All'indomani dell'8 settembre, tornato a Matelica, diede vita ad una delle prime formazioni partigiane locali, salvo poi rientrare a Milano quando le SS si misero sulle sue tracce. A Milano, dopo un periodo trascorso nell'Oltrepò pavese al comando di una formazione locale, Mattei assunse il ruolo di rappresentante della costituenda Democrazia Cristiana in seno al Comando generale del Corpo Volontari della Libertà; preziosa fu l’attività di raccolta fondi in favore del movimento resistenziale per la quale si giovò di un rapporto privilegiato con Enrico Falck, il grande industriale che, con suo padre Giorgio Enrico, aveva fondato l’azienda siderurgica omonima di Sesto San Giovanni. Arrestato in ottobre dalla polizia fascista, evase in maniera rocambolesca dal carcere di Como dopo aver causato un’interruzione d’energia elettrica nel carcere e riparò in Svizzera; il 6 maggio 1945 fu tra i sette membri del Comando generale del CVL che aprirono la sfilata della Liberazione per le vie di Milano. Membro della Consulta nazionale e successivamente deputato della DC nella I legislatura, fu vicepresidente dell'ANPI, fondò l'Associazione Nazionale Partigiani Cristiani (ANPC) nel 1947 e contribuì alla nascita della Federazione Italiana Volontari della Libertà (FIVL) nel 1948.

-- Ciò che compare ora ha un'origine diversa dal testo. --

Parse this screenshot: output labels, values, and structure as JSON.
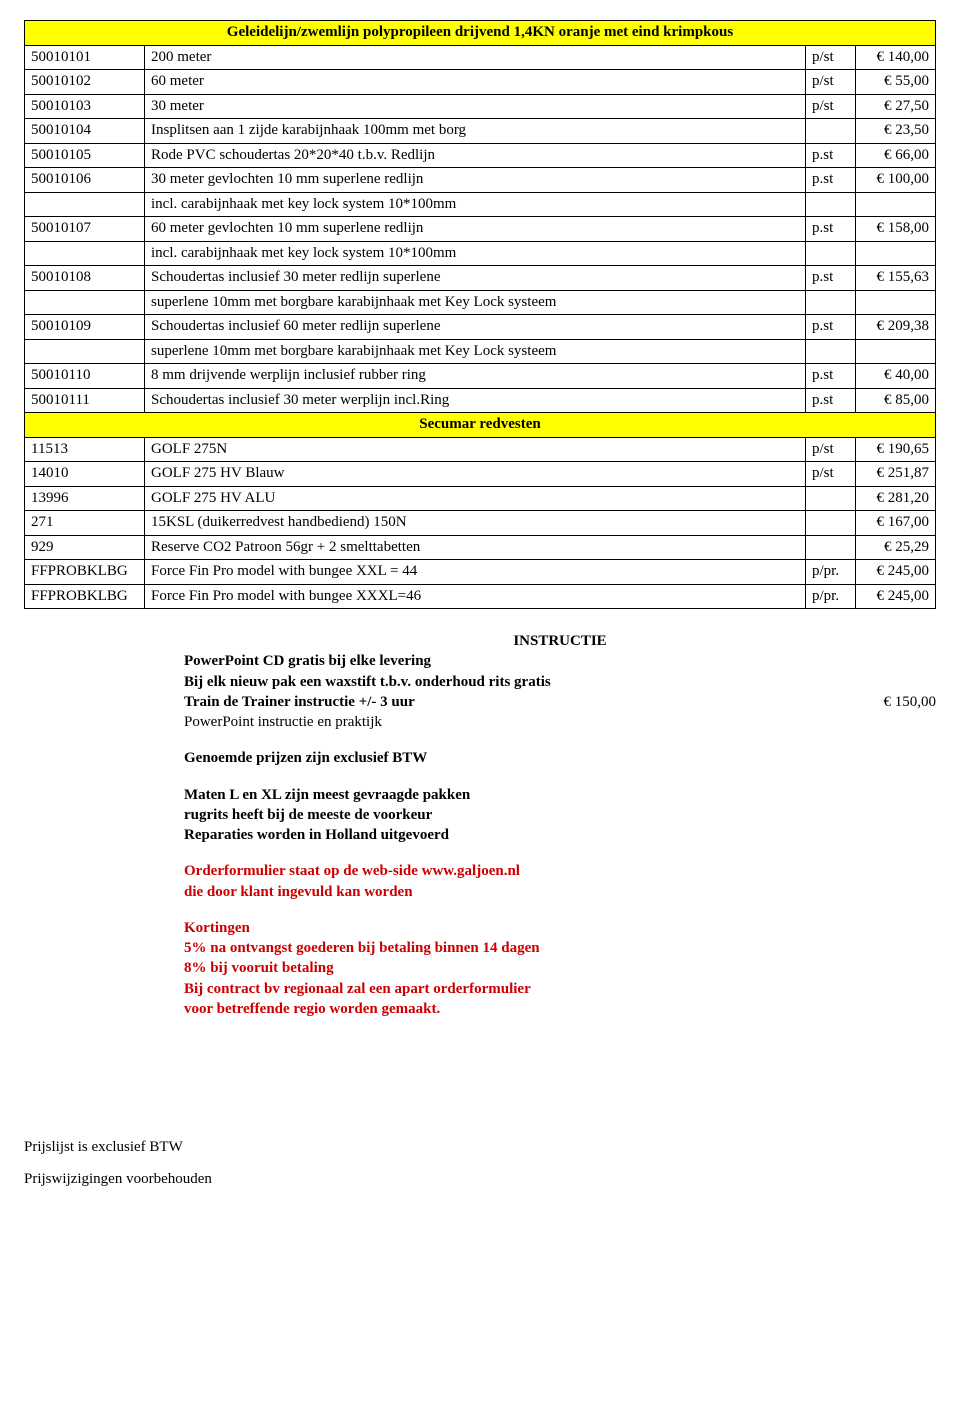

Eletto commissario liquidatore dell'Agenzia Generale Italiana Petroli (AGIP), intuì le potenzialità di sviluppo dell'ente, convincendosi che avrebbe potuto essere una risorsa di grande utilità per il Paese; animatore della produzione metanifera italiana in Lombardia e a Cortemaggiore, nel 1953 costituì l'Ente nazionale idrocarburi (ENI) portando ad alti livelli l'industria petrolifera italiana. Morì tragicamente nel 1962, mentre si recava da Catania a Milano con il suo aereo privato: la magistratura chiuse il caso sostenendo che si era trattato di un incidente, probabilmente dovuto alle cattive condizioni meteorologiche. L’inchiesta riaperta nel 1995 e chiusa nel 2003 ribaltò la precedente sentenza, sostenendo la validità dell’ipotesi di un sabotaggio.